Ethiopian Prime Minister Abiy Ahmed said on Thursday that the country's military is in the "final phase" of its operation against fighters in the Tigray region's capital, Mekele.

He told civilians to stay at home, warning that a 72-hour deadline for Tigray People's Liberation Front (TPLF) forces to put down their weapons had now passed.

The prime minister vowed that religious and historical sites, institutions and residential areas would not be targeted.

The TPLF party, which controls Mekele, says it will keep fighting. It denied government claims several of its troops had already surrendered.

DW has been unable to independently verify the claims. Details have been hard to confirm in the month-long conflict because phone, mobile and internet communications have been cut.

Hundreds of people have reportedly been killed and thousands have been forced from their homes as Ethiopian forces have seized various towns in Tigray from the TPLF.
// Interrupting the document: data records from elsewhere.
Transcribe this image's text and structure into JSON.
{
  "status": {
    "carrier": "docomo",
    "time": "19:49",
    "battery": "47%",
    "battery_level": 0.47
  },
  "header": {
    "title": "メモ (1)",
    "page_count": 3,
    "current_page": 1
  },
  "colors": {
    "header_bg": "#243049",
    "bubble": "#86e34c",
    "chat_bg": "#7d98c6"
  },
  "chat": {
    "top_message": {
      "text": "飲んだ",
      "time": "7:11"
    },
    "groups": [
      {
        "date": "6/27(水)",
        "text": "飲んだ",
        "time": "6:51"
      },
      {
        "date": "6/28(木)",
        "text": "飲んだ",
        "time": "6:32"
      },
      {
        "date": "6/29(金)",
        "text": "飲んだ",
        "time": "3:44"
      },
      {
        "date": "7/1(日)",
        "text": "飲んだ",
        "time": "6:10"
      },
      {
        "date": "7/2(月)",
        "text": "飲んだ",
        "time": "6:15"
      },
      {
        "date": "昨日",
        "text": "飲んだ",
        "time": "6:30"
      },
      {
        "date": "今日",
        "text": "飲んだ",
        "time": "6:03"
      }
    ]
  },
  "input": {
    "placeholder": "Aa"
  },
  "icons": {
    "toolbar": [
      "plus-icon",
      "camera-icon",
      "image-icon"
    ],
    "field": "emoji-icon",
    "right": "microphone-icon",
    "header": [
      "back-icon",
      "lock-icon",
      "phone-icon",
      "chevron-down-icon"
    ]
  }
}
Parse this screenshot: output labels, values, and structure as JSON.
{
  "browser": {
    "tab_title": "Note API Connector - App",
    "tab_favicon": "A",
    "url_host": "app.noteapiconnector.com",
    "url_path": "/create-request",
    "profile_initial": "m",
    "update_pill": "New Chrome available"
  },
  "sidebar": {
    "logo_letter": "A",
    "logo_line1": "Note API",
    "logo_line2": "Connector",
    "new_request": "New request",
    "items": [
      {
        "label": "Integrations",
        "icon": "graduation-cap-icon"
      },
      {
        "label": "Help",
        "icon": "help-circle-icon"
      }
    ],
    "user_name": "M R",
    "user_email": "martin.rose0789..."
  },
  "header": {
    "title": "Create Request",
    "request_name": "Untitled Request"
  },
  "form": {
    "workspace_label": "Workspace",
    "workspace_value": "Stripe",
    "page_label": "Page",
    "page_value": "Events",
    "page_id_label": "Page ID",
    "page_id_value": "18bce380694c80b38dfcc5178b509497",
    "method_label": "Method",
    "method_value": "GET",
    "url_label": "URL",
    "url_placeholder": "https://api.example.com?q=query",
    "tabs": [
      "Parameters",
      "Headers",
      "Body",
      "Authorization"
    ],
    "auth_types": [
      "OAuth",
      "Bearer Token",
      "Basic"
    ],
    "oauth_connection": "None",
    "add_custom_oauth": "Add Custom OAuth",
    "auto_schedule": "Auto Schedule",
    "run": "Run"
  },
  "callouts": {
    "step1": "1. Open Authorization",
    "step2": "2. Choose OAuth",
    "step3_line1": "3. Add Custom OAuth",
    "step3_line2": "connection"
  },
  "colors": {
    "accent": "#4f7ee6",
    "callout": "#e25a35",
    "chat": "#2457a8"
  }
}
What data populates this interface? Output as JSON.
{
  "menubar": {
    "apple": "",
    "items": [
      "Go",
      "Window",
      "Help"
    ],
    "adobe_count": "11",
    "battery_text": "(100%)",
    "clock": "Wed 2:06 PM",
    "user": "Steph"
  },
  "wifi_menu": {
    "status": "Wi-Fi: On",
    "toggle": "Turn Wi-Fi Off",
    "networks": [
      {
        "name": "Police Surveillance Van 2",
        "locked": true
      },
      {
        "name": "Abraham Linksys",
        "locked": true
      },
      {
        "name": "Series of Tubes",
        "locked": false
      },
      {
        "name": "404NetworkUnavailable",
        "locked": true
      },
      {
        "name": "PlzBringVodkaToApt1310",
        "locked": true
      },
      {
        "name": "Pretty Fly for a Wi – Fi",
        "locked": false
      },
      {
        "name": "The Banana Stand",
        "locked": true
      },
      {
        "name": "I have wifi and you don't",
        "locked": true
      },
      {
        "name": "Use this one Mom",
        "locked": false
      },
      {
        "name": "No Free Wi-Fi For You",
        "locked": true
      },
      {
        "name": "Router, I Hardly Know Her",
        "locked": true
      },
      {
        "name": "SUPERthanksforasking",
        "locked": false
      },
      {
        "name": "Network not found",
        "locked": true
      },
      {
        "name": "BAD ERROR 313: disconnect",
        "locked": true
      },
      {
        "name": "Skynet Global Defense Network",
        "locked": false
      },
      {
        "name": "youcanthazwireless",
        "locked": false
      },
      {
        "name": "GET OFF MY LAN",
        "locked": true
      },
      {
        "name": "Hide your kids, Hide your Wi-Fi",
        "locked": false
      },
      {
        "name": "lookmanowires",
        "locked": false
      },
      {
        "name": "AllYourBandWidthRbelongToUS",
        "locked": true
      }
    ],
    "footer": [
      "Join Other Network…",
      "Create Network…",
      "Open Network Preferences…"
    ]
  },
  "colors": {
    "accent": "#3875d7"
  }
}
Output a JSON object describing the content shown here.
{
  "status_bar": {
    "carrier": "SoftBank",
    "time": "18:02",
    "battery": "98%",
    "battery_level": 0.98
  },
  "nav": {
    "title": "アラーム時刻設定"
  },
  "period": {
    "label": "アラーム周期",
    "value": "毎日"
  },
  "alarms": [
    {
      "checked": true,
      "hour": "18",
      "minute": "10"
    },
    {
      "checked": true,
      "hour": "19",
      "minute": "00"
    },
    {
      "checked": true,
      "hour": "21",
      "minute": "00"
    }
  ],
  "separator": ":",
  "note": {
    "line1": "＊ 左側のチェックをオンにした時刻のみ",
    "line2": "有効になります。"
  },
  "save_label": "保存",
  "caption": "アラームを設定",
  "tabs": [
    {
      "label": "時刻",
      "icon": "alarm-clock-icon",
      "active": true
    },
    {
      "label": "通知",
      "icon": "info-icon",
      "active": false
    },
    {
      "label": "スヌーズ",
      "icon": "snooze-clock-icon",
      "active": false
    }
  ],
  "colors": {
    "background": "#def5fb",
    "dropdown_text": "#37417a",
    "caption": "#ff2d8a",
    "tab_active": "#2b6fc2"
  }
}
The TPLF fighters, who are estimated to be as many as 25,000, are drawn mainly from a paramilitary unit and a local militia.

Brokering a peace deal?

The African Union, whose headquarters is based in the Ethiopian capital Addis Ababa, wants to send three representatives to the region to try and mediate an end to the conflict.

Ethiopia says the matter is an internal affair affecting its national security.

NGOs believe the fighting could trigger a humanitarian crisis. Several thousand refugees have already fled the conflict.

Human rights concerns

Daniel Bekele, head of the state-appointed Ethiopian Human Rights Commission, said "extreme caution to avoid civilian harm is of even greater importance, now, at this stage of the conflict".

On Wednesday, Human Rights Watch said both sides must avoid putting civilians in danger. The government's warning did not absolve it of the duty to protect civilians when conducting military operations in the city of Mekelle, the watchdog said.

"We are also concerned by reports that the TPLF has deployed its forces in heavily populated areas. They need to ensure the safety of civilians under their control," it said.

Tensions run deep

Tensions between the central government and the TPLF have been long-running.

Prime Minister Abiy's 2018 election victory sidelined the group, which was once the most dominant political force in Ethiopia.

The row flared up in June when the government postponed the election owing to coronavirus.

The TPLF held their own regional vote, which ministers denounced as illegal.

Abiy responded by announcing a military operation on the group, accusing it of attacking an army base on November 4.